S’inscrivant dans le domaine du traitement des eaux usées industrielles, le projet primé vise l’élimination des métaux lourds, comme le plomb, et des colorants industriels, à l’aide des feuilles de tomate. Utilisées comme adsorbant naturel, celles-ci sont capables de purifier l’eau de ces contaminants chimiques qui menacent la santé humaine et animale. Encadrées par la Dr Nada el-Darra, directrice du département de nutrition et diététique de l’Université arabe de Beyrouth et professeure en sécurité alimentaire, Layan Helmi, doctorante en biotechnologie, et Mayyas Osman, étudiante en master d’analyse et sécurité alimentaire, se sont distinguées dans la catégorie des post-gradués de la Compétition de la jeunesse arabe, organisée par le Centre d’excellence pour la sécurité alimentaire et la durabilité de l’Université de Doha pour la science et la technologie (UDST), en partenariat avec le ministère de l’Environnement et du Changement climatique et le ministère des Municipalités, entre autres. Elles ont été primées dans le cadre de la Conférence internationale sur l’eau et la sécurité alimentaire face au changement climatique : Défis et opportunités pour la résilience (WFCC 2025). Venant d’Algérie, d’Arabie Saoudite, d’Égypte, des Émirats Arabes Unis, du Liban, d’Oman, de Palestine et du Qatar, les étudiants participant à la compétition devaient proposer des projets qui abordent les enjeux de la sécurité alimentaire et la gestion des ressources en eau, face aux défis du changement climatique. Remporter la 2e place, parmi les 106 candidats de la compétition, a constitué ainsi un accomplissement pour les deux jeunes femmes libanaises. « C’est une validation du travail acharné et du dévouement investis dans cette recherche », estime Layan Helmi, tenant surtout compte du fait que la majeure partie de la recherche a été menée dans un contexte de stress intense, en pleine guerre. Les deux lauréates considèrent également que la valorisation du projet lors de cette compétition implique que les solutions innovantes aux défis environnementaux et scientifiques sont reconnues et appréciées.

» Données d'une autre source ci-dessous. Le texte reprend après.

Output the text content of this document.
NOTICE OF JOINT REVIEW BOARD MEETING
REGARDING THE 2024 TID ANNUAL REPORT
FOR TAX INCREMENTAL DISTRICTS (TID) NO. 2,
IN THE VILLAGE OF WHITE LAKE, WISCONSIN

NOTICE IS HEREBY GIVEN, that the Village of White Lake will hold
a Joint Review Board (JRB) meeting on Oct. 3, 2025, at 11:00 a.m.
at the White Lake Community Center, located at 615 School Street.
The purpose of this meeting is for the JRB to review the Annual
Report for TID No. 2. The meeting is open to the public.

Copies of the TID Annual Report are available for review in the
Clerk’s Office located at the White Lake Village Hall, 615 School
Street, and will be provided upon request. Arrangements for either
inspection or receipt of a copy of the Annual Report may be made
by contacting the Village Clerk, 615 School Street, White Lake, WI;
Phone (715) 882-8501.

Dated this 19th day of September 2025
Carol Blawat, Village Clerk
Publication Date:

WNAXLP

« Ce prix n’est pas seulement une réussite personnelle pour nous, mais aussi une avancée dans la sensibilisation aux méthodes durables et économiques de traitement des eaux usées. Il nous motive à continuer à repousser les limites de la recherche scientifique et à contribuer à la résolution de problèmes concrets », soulignent-elles. Par ailleurs, les deux lauréates ne cachent pas leur joie d’avoir été reconnues en tant que femmes scientifiques. « Nous espérons que cette reconnaissance inspirera davantage de femmes à se lancer dans la recherche, à innover et à apporter leurs idées. Cette victoire est un exemple parmi tant d’autres de l’impact que les femmes peuvent avoir dans les sciences et la recherche », assure Mayyas Osman.De même, pour la Dr Nada el-Darra, la récompense s’inscrit dans la stratégie de l’Université arabe de Beyrouth visant à favoriser l’innovation dans l’éducation et à promouvoir la diversité dans les disciplines STEM. « Cette distinction renforce notre mission consistant à autonomiser les femmes en sciences, un aspect essentiel pour bâtir un environnement académique plus inclusif », assure-t-elle, évoquant le rôle que peuvent jouer les femmes dans le développement de notre société. « Les femmes apportent des perspectives uniques et des solutions novatrices aux défis de la recherche. Au Liban, où l’égalité des sexes en sciences est encore un défi, il est crucial de soutenir leur participation dans les domaines STEM. Leurs contributions peuvent mener à des avancées majeures dans divers secteurs, bénéficiant ainsi à l’ensemble de la société et à l’évolution scientifique du pays », ajoute la directrice du département de nutrition et diététique de l’UAB.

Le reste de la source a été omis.